Unfortunately, people have shown that a Hopfield net is very limited in its
capacity. A Hopfield net of N units can only memorize 0.15N patterns
because of the so-called spurious minima in its energy function. The idea is
that since the energy function is continuous in the space of its weights, if two
local minima are too close, they might “fall” into each other to create a single
local minima that doesn’t correspond to any training sample, while forgetting
about the two samples it is supposed to memorize. This phenomenon
significantly limits the number of samples that a Hopfield net can learn.
7 - Boltzmann Machine
A Boltzmann Machine is a type of stochastic recurrent neural network. It can
be seen as the stochastic, generative counterpart of Hopfield nets. It was
one of the first neural networks capable of learning internal representations
and able to represent and solve difficult combinatoric problems.

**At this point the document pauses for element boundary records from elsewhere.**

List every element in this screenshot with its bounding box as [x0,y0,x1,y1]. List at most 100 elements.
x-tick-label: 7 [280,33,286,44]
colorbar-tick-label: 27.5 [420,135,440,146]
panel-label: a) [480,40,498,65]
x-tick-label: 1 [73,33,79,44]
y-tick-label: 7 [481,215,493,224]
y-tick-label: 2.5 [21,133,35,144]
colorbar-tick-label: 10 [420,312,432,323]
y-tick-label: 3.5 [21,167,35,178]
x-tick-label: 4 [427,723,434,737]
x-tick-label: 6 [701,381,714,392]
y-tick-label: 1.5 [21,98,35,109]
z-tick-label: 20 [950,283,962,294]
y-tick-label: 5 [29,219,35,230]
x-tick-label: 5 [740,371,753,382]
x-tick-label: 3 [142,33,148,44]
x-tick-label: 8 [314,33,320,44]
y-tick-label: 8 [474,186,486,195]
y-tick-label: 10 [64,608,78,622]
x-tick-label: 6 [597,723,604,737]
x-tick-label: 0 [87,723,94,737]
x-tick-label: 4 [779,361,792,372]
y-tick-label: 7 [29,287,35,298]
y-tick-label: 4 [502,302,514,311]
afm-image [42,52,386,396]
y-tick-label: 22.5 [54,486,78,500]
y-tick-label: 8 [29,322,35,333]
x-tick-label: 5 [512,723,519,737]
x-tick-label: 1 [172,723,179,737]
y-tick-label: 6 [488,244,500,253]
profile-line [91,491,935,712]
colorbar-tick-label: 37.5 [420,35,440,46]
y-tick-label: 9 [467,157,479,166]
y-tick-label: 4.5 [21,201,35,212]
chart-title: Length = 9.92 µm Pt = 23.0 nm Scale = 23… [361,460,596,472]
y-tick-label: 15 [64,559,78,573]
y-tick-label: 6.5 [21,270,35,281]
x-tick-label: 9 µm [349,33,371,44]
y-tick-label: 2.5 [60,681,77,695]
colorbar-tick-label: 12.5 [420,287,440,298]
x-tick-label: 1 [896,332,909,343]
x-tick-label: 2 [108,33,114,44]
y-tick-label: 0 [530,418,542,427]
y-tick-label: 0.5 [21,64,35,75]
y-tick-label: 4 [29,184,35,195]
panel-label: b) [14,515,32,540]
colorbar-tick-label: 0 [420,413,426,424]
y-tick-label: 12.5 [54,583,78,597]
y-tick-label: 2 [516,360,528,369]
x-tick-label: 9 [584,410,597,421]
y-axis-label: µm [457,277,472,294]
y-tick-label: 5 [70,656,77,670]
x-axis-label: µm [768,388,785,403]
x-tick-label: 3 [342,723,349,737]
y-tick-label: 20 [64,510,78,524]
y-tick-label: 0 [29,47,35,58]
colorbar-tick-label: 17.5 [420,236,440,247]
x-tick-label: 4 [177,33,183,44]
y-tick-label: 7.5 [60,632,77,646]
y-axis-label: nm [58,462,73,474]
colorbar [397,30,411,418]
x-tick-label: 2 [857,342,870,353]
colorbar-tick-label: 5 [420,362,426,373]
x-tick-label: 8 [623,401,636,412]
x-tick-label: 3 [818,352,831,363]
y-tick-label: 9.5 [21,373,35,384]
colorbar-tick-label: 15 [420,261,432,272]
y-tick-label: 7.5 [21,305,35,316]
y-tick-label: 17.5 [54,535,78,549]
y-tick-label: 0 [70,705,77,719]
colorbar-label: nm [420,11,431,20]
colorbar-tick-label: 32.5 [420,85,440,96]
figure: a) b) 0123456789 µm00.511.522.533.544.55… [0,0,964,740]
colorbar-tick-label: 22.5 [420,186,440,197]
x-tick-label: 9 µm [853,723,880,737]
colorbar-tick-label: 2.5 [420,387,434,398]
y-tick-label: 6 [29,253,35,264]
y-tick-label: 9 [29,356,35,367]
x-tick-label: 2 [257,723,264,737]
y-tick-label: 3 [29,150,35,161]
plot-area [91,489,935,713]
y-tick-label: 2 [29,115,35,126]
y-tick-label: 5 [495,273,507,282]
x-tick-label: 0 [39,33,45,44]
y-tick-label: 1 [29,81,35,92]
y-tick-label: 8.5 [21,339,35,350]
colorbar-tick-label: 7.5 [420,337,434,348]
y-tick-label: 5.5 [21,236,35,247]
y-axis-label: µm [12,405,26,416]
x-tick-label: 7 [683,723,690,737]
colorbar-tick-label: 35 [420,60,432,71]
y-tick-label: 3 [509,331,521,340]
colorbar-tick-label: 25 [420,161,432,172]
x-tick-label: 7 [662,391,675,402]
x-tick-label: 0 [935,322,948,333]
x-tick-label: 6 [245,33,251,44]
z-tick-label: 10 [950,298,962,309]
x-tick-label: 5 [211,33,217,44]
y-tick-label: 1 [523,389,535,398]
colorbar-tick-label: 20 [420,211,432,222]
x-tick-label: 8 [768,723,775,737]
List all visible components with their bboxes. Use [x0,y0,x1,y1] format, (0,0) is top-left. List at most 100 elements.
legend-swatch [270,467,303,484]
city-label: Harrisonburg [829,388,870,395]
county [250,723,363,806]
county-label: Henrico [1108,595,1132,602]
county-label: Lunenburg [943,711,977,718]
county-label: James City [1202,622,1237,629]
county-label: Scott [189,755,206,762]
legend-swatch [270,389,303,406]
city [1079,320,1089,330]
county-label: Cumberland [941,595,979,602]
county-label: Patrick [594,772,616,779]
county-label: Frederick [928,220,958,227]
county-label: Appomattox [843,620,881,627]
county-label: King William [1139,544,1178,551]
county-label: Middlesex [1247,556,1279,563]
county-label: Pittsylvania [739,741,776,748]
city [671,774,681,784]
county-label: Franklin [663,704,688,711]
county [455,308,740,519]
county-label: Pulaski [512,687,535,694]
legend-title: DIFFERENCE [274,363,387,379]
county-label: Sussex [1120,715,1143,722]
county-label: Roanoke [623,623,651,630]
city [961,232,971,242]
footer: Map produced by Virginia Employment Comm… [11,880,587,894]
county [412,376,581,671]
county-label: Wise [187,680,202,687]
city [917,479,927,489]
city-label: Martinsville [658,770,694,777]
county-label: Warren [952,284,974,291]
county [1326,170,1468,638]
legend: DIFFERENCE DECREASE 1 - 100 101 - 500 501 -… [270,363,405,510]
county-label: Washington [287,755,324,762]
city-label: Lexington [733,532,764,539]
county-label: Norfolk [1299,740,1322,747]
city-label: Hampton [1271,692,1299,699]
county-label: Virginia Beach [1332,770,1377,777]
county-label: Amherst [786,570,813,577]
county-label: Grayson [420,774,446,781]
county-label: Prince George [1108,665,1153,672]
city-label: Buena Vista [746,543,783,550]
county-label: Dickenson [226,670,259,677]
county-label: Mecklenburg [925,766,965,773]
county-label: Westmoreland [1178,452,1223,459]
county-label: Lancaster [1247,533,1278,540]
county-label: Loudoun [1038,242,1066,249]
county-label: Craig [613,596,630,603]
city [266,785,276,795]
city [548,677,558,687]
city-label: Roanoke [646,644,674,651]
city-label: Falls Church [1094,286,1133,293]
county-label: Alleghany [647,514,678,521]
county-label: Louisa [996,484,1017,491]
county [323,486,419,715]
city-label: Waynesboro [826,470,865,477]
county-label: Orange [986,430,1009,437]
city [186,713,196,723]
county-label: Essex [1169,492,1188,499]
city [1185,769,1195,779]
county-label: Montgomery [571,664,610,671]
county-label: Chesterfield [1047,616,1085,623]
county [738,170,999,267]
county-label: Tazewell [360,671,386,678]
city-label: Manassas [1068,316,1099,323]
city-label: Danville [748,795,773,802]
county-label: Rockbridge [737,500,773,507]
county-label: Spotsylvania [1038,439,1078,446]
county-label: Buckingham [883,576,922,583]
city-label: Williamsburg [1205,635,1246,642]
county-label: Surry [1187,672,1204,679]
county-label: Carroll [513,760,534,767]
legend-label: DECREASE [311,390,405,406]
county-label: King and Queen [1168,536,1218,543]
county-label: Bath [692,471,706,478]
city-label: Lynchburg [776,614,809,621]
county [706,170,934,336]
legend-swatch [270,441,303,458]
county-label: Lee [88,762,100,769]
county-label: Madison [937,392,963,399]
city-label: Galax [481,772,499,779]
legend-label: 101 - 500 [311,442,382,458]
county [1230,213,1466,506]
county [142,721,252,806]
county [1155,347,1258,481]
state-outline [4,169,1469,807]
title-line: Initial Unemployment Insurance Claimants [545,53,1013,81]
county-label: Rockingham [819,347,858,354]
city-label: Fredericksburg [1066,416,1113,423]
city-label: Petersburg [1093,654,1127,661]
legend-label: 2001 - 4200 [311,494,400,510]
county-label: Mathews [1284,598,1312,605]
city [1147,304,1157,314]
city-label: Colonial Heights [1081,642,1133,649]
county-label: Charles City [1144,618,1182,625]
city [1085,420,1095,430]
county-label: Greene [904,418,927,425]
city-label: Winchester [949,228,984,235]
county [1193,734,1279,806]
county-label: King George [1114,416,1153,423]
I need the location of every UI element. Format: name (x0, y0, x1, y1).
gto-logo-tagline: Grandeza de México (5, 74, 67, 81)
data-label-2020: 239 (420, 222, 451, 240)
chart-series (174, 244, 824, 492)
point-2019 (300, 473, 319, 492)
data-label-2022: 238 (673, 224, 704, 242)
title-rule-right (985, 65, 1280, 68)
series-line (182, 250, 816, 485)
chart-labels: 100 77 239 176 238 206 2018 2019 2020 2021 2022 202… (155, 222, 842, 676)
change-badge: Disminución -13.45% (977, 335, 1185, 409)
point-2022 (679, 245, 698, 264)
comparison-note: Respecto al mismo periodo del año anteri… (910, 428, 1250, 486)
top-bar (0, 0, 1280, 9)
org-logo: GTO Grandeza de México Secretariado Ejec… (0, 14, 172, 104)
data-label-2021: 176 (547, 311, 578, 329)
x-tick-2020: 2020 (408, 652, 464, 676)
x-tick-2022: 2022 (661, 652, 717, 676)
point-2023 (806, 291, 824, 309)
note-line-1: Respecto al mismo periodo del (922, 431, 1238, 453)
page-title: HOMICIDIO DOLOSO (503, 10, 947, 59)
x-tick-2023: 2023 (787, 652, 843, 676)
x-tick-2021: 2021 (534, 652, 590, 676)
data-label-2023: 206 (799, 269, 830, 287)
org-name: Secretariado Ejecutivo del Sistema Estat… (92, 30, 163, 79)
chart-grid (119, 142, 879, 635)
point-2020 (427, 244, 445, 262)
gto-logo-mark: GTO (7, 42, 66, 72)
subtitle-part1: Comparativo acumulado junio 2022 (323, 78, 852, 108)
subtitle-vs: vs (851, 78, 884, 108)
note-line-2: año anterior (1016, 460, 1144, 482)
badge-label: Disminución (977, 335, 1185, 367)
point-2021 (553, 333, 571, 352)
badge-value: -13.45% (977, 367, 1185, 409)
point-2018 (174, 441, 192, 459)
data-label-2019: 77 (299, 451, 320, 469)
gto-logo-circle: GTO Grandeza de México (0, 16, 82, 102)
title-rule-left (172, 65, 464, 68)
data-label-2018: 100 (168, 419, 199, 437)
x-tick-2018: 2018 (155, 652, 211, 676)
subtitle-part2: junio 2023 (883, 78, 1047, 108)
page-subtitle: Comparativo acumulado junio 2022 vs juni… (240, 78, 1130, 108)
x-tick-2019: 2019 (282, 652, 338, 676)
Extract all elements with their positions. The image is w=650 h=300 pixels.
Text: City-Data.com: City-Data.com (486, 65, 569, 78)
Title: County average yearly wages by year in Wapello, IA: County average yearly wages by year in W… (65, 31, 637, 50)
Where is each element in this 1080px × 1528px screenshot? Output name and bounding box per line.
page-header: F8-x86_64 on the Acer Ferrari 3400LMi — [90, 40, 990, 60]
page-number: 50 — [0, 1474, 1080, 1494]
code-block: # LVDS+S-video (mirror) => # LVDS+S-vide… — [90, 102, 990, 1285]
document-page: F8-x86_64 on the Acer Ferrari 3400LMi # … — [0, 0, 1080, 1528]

First
introduced by Geoffrey Hinton and Terrence Sejnowski in “Learning and
relearning in Boltzmann machines” (1986) [7], Boltzmann machines are a lot
like Hopfield Networks, but some neurons are marked as input neurons and
others remain “hidden.” The input neurons become output neurons at the
end of a full network update. It starts with random weights and learns
through back-propagation. Compared to a Hopfield Net, the neurons mostly
have binary activation patterns.
For the positive phase, first initialize the hidden probabilities at 0.5,
clamp a data vector on the visible units, then update all of the hidden
units in parallel until convergence using mean field updates. After the
net has converged, record PiPj for every connected pair of units and
average this over all data in the mini-batch.
For the negative phase: first keep a set of “fantasy particles.” Each
particle has a value that is a global configuration. Sequentially update
all of the units in each fantasy particle a few times. For every
connected pair of units, average SiSj over all of the fantasy particles.